Write down all the integers between 1 and 50:
1 2 3 4 5 6 7 8 9 10
11 12 13 14 15 16 17 18 19 20
21 22 23 24 25 26 27 28 29 30
31 32 33 34 35 36 37 38 39 40
41 42 43 44 45 46 47 48 49 50
Even numbers multiplied by 5 always end in zero. So mark pairs of integers one of which is even and the other a multiple of 5. You can only mark an integer once:
(2×5=10) (4×10=40) (6×15=90) (8×20=160) (12×25=300) (14×30=420) (16×35=560) (18×40=720) (22×45=990) (24×50=1200).
We can represent the integer products as 'ab', where 'a' is an even number and 'b' a multiple of 5. We can use successive even integers for 'a' and successive multiples of 5 for 'b'. However, since we can only use each integer once 'a' cannot be a multiple of 5. So the succession of even integers is 2, 4, 6, 8, 12, ... and 10 is missing because it's a multiple of 5, as is 20. which is also missing.
I've marked all the integers used so far in red. None of the products of the remaining integers have products ending in zero.
Count the number of zeroes in the products. There are 12, so the product of all the integers between 1 and 50 must end in 12 zeroes.
If we want to find out how many zeroes in n! we can work out a method. If n is odd, we can represent it by n=2k+1, so k=(n-1)/2; if n is even then n=2k. k is the number of even integers between 1 and n. For example, k=25 when n=50. But we have to eliminate those even integers which are multiples of 5. The lowest n such that n! ends in zero is when n=5; 10! ends in 2 zeroes; 15! ends in 3 zeroes;
n (factorial) |
z (number of zeroes) |
0-4 |
0 |
5-9 |
1 |
10-14 |
2 |
15-19 |
3 |
20-24 |
4 |
25-29 |
6 |
30-34 |
7 |
35-39 |
8 |
40-44 |
9 |
45-49 |
10 |
50-54 |
12 |
55-59 |
13 |
60-64 |
14 |
65-69 |
15 |
70-74 |
16 |
75-79 |
18 |
80-84 |
19 |
85-89 |
20 |
90-94 |
21 |
The table shows the general pattern. The table predicts that 100! has 24 zeroes at the end.
Let's see if it's right.
1 2 3 4 5 6 7 8 9 10 11 12 13 14 15 16 17 18 19 20 21 22 23 24 25
26 27 28 29 30 31 32 33 34 35 36 37 38 39 40 41 42 43 44 45 46 47 48 49 50
51 52 53 54 55 56 57 58 59 60 61 62 63 64 65 66 67 68 69 70 71 72 73 74 75
76 77 78 79 80 81 82 83 84 85 86 87 88 89 90 91 92 93 94 95 96 97 98 99 100
(2×5=10) (4×10=40) (6×15=90) (8×20=160) (12×25=300) (14×30=420) (16×35=560) (18×40=720) (22×45=990) (24×50=1200) (26×55=1430) (28×60=1680) (32×65=2080) (34×70=2380) (36×75=2700) (38×80=3040) (42×85=3570) (44×90=3960) (46×95=4370) (48×100=4800)

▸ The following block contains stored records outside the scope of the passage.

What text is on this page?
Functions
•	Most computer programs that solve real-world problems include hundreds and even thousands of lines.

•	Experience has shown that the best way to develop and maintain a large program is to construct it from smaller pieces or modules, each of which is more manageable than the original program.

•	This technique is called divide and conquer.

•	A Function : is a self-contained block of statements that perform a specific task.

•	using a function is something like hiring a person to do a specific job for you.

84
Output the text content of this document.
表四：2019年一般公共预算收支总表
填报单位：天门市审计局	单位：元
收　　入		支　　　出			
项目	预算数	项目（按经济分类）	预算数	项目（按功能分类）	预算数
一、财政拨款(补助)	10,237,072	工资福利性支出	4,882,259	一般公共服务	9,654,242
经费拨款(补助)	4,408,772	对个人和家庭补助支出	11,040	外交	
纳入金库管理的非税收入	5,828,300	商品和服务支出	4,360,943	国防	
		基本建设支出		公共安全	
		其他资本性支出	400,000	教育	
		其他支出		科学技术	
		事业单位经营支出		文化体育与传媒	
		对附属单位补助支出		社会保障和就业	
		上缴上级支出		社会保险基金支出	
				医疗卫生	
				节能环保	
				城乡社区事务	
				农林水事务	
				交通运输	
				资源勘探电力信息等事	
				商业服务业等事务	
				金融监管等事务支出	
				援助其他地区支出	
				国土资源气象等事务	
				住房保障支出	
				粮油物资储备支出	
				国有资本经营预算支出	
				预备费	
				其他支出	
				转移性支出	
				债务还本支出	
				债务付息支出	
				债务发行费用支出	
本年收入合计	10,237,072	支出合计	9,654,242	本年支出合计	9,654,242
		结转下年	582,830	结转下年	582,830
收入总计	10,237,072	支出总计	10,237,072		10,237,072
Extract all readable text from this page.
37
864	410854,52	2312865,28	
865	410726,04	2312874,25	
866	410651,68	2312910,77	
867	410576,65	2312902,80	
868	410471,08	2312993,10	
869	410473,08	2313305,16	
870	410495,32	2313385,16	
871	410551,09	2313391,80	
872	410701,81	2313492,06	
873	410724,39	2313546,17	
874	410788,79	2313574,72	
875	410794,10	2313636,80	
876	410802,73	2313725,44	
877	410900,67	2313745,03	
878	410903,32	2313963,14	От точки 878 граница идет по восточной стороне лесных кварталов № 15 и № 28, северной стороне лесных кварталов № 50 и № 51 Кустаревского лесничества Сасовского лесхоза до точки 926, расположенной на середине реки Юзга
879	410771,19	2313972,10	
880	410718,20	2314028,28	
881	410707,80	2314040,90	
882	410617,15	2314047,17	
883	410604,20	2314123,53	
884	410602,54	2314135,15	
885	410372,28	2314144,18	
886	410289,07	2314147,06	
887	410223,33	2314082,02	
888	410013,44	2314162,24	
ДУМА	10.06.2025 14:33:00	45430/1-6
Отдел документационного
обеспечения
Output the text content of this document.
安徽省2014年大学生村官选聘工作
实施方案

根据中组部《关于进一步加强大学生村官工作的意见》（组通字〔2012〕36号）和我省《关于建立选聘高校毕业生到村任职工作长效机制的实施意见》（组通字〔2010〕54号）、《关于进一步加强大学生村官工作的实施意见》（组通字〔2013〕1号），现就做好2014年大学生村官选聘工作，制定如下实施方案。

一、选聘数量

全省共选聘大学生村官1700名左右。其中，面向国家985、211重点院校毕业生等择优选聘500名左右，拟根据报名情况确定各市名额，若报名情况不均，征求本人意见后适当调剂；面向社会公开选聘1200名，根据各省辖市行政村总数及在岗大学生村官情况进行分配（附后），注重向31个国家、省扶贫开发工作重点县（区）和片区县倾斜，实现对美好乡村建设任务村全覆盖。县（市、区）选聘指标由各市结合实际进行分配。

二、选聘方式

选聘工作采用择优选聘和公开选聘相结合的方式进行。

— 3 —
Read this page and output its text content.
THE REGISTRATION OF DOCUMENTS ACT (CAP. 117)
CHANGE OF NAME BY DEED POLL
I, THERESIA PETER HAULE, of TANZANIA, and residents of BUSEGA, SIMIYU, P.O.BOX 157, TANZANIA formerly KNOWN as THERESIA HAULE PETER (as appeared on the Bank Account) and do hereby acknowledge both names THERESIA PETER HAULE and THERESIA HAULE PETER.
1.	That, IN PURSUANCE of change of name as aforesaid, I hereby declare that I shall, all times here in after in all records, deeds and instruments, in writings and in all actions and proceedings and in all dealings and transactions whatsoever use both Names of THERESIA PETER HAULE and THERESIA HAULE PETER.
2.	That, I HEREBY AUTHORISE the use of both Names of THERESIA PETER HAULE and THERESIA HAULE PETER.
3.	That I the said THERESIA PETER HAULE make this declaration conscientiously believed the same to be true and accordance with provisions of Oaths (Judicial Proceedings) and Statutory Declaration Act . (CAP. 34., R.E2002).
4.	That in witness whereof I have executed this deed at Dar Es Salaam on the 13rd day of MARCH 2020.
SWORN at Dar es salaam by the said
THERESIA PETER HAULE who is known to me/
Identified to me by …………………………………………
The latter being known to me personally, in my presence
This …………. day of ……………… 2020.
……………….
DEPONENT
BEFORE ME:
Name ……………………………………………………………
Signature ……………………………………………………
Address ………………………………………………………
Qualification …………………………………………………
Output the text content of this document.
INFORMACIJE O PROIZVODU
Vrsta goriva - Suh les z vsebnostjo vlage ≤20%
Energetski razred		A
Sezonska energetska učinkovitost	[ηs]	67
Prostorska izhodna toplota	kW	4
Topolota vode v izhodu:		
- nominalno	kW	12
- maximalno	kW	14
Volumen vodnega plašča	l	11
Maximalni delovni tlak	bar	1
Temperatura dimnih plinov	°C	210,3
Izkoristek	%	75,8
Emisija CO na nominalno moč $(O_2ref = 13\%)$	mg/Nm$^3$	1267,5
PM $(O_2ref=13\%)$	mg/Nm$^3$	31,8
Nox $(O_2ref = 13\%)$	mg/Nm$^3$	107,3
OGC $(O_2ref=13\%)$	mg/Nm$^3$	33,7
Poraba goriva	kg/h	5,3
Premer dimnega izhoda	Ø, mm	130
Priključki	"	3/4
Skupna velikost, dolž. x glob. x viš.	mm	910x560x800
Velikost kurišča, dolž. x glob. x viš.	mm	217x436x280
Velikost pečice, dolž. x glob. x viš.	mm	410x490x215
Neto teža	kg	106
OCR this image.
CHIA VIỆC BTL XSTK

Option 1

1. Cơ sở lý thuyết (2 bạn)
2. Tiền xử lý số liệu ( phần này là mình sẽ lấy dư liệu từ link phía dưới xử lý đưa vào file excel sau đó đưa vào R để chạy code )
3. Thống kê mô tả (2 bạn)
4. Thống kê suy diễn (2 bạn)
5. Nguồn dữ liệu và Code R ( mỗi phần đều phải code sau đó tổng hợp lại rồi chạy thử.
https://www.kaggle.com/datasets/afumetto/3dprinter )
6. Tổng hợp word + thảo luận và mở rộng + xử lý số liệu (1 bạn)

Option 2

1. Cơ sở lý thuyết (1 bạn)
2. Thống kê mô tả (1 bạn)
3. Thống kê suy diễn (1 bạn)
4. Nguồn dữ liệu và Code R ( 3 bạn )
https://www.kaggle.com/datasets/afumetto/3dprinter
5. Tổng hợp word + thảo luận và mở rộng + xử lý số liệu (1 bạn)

If the trailing zeroes are counted we get 24.
The formula [n/5]+[n/25] where the square brackets mean "the integer part of". So if n=78, for example, we have [15.6]+[3.12]=15+3=18, which concurs with the table. This formula only has a limited application as n increases.